Jarmarczna figurka z modeliny zasługuje na krytykę chociażby dlatego, że powiela ten sam stereotyp Żyda-bogacza, który doprowadził do szukania żydowskiego złota. I niezależnie od tego, czy stereotyp jest obrazkiem mądrego i szanowanego starca, doglądającego w biurze podpisywanych kontraktów, Georgem Sorosem na okładce czasopisma, czy jarmarczną zabawką, to choćby z uwagi na historię powinniśmy się go wystrzegać. W końcu musimy zrozumieć, że za pozorną niewinnością może kryć się się nie tylko sporo nieprzyjemnej treści, ale i że negatywna energia prędzej czy później może znaleźć gdzieś swoje ujście.

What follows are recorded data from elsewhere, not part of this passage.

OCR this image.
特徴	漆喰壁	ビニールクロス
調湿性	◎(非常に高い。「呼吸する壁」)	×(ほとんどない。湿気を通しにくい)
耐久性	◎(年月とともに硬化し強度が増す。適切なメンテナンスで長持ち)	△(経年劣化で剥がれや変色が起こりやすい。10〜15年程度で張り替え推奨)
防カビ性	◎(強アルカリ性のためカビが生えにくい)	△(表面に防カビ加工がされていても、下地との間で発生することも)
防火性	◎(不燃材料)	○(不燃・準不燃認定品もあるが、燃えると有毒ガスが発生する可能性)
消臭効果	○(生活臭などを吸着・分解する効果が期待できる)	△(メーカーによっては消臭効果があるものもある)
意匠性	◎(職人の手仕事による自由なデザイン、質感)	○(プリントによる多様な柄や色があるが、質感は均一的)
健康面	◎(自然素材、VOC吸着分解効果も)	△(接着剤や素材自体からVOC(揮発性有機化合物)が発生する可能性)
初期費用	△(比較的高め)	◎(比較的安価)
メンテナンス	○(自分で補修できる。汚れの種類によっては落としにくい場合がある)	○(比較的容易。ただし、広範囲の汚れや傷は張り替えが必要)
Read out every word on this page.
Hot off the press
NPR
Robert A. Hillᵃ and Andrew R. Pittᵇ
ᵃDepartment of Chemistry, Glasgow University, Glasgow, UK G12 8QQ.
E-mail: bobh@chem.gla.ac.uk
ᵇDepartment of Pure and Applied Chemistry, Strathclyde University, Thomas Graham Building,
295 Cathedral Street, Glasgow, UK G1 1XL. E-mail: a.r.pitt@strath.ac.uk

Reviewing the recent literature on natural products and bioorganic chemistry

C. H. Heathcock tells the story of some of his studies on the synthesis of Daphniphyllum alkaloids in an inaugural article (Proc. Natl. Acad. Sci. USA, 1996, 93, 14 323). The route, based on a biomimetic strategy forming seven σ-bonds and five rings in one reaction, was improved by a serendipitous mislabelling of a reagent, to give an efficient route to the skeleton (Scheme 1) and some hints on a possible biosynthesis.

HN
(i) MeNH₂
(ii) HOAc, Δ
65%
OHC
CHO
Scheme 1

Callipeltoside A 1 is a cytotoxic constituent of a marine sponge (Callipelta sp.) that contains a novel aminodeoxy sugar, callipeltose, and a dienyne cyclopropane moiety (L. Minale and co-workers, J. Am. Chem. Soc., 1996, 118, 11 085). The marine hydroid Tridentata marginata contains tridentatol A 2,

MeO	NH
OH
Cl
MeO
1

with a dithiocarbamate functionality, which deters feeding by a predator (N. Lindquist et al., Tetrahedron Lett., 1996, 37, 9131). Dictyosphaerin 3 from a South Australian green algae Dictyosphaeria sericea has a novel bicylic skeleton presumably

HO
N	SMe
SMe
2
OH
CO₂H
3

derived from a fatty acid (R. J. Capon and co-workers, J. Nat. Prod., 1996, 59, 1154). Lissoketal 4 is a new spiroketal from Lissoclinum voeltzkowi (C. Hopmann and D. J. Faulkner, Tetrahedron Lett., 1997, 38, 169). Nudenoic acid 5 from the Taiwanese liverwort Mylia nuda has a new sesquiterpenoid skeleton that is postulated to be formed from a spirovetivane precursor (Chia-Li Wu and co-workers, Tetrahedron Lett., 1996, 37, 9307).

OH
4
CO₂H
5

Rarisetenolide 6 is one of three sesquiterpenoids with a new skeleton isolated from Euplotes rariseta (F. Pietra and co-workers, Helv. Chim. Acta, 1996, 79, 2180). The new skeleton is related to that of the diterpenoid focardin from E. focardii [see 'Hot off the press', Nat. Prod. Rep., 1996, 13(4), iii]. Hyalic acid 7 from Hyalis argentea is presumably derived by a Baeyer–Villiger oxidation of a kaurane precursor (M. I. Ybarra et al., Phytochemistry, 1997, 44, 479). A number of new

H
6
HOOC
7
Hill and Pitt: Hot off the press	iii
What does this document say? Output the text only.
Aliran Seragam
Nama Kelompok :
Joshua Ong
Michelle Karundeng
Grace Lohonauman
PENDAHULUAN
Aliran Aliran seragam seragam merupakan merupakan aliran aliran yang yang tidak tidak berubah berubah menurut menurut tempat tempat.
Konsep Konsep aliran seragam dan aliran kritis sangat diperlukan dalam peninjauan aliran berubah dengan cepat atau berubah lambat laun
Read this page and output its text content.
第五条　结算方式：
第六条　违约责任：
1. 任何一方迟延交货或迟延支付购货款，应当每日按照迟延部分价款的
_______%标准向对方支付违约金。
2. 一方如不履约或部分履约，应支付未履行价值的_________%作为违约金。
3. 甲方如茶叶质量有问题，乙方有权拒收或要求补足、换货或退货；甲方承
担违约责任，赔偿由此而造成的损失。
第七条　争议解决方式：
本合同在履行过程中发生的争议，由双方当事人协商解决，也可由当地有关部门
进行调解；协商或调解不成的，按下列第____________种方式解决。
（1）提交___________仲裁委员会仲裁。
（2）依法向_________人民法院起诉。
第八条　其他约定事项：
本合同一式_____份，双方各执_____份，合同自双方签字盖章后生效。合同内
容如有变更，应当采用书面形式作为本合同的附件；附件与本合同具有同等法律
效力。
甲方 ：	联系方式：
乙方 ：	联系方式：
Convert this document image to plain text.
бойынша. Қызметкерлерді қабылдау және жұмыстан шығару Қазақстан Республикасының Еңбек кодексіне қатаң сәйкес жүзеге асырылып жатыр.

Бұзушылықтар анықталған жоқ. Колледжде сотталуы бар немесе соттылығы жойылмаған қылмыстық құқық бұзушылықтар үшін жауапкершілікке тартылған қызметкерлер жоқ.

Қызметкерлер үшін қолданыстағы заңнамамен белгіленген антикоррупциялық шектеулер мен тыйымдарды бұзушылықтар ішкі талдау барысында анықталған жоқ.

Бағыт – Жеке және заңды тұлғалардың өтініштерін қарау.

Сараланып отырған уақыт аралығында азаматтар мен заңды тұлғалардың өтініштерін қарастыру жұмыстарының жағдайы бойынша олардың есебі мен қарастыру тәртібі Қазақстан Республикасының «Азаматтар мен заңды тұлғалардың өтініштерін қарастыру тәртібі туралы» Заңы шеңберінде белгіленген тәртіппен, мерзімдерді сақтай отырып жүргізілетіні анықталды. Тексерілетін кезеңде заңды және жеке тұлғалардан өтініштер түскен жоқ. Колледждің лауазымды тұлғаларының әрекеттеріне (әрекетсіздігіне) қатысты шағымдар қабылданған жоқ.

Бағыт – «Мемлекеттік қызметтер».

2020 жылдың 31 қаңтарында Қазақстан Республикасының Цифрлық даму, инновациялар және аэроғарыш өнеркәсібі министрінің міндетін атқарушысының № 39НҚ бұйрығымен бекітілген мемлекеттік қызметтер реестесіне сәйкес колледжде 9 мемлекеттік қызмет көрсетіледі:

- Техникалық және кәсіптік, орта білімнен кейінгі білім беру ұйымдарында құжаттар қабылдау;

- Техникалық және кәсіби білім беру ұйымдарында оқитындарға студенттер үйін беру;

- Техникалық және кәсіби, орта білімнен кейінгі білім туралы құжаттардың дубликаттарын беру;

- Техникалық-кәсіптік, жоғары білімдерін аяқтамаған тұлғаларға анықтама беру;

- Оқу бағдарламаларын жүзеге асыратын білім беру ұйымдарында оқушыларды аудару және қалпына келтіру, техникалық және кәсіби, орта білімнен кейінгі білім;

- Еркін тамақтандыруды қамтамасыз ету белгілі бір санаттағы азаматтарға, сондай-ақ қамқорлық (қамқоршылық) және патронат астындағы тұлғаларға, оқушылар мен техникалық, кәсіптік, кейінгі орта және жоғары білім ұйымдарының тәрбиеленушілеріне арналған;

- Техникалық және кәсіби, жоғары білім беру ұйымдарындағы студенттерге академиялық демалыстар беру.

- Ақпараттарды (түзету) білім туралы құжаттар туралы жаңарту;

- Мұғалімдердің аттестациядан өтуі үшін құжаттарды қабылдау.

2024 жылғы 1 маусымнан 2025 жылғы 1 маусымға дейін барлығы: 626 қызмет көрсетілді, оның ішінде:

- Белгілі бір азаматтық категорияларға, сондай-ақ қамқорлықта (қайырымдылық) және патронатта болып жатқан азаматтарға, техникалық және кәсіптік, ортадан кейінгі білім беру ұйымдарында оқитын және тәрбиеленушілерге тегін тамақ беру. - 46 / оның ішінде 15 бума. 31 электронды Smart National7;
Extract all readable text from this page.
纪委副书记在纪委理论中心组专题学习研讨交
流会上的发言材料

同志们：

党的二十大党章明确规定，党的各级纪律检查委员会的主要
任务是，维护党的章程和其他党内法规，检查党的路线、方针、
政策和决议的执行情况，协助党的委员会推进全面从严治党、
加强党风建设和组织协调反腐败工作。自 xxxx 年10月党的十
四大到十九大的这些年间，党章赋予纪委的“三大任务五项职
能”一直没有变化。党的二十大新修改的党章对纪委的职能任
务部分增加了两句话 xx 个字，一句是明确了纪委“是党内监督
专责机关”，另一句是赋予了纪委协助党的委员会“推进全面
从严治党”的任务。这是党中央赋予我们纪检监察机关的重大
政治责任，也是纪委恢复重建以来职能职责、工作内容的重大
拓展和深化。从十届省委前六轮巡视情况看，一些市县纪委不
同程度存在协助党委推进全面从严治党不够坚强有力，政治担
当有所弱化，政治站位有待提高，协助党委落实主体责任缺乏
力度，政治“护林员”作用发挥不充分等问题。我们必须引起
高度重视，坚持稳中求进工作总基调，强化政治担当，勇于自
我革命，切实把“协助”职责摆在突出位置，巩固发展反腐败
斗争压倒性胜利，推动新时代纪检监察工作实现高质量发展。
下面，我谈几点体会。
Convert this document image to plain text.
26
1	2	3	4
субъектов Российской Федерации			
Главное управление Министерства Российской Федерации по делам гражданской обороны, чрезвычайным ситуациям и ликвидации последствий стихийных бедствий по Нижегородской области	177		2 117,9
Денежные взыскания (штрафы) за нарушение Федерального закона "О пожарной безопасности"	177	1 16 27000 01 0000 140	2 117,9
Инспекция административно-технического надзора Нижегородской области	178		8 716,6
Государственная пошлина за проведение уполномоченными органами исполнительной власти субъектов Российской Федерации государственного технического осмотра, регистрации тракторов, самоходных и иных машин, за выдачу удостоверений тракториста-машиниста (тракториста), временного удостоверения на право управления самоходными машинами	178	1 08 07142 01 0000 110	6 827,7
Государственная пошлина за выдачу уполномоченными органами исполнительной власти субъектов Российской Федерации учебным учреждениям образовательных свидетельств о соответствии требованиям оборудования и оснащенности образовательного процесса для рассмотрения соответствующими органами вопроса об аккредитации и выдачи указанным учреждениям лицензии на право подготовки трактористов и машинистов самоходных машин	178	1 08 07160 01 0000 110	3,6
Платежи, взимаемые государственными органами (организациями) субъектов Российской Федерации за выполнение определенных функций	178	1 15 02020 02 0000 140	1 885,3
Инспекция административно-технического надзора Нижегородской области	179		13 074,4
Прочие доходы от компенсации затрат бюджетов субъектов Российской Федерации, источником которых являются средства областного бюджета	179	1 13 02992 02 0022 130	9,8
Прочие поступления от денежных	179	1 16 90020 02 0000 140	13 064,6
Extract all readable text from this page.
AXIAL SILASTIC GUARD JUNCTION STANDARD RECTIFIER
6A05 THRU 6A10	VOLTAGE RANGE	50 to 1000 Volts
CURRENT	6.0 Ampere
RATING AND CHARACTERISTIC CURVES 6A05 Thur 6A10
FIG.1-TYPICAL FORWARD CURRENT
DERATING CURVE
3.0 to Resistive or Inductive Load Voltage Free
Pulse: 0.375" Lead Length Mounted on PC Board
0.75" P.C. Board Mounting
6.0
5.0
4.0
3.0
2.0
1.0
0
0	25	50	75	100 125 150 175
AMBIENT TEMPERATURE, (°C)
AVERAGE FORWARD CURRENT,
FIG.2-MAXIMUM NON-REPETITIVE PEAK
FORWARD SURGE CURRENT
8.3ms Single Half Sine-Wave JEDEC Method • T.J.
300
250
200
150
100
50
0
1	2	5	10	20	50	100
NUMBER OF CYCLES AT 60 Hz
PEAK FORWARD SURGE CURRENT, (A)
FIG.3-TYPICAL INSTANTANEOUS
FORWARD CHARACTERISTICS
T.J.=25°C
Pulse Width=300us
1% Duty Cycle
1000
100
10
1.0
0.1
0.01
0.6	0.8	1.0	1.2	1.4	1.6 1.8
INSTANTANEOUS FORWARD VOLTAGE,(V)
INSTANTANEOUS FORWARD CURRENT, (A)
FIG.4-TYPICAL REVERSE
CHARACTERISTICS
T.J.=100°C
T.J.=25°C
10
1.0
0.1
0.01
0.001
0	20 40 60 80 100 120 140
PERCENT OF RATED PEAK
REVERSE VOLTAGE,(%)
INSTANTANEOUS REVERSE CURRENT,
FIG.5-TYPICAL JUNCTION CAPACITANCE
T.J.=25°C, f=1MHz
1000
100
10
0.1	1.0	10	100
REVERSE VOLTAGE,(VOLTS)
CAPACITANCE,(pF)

Jeśli uznamy, że figurki Żydów z pieniążkiem są w porządku, uwierzymy dokładnie w to samo, w co wierzyli kopacze. Współczesne grosiki przy figurkach (reprezentujące fortunę, którą Żyd przyniesie) czy przekonanie, które omamiło kopaczy (że żydowskie złoto jest na wyciągnięcie ręki) – to wciąż ten sam stereotyp.
Za Kozielskiem w lesie
W zamieszczonej na okładce Płuczek recenzji Magdalena Kicińska pisze, że w reportażu widać upominanie się autora o szacunek dla zmarłych. Ksiądz Alfred Wierzbicki, profesor KUL-u zaangażowany w dialog katolicko-żydowski, w wywiadzie dla „Wyborczej” powtarza z kolei za profesor Barbarą Engelking, że teraz nie wystarczy już po prostu pamięć o zmarłych, ale potrzebna jest troska.
Można na przykład zatroszczyć się o to, aby stereotyp majętnego Żyda nie był powielany. Chociażby dlatego, że w dalszym ciągu są tacy, którzy twierdzą, że „za Kozielskiem w lesie wciąż można złoto znaleźć podobno”.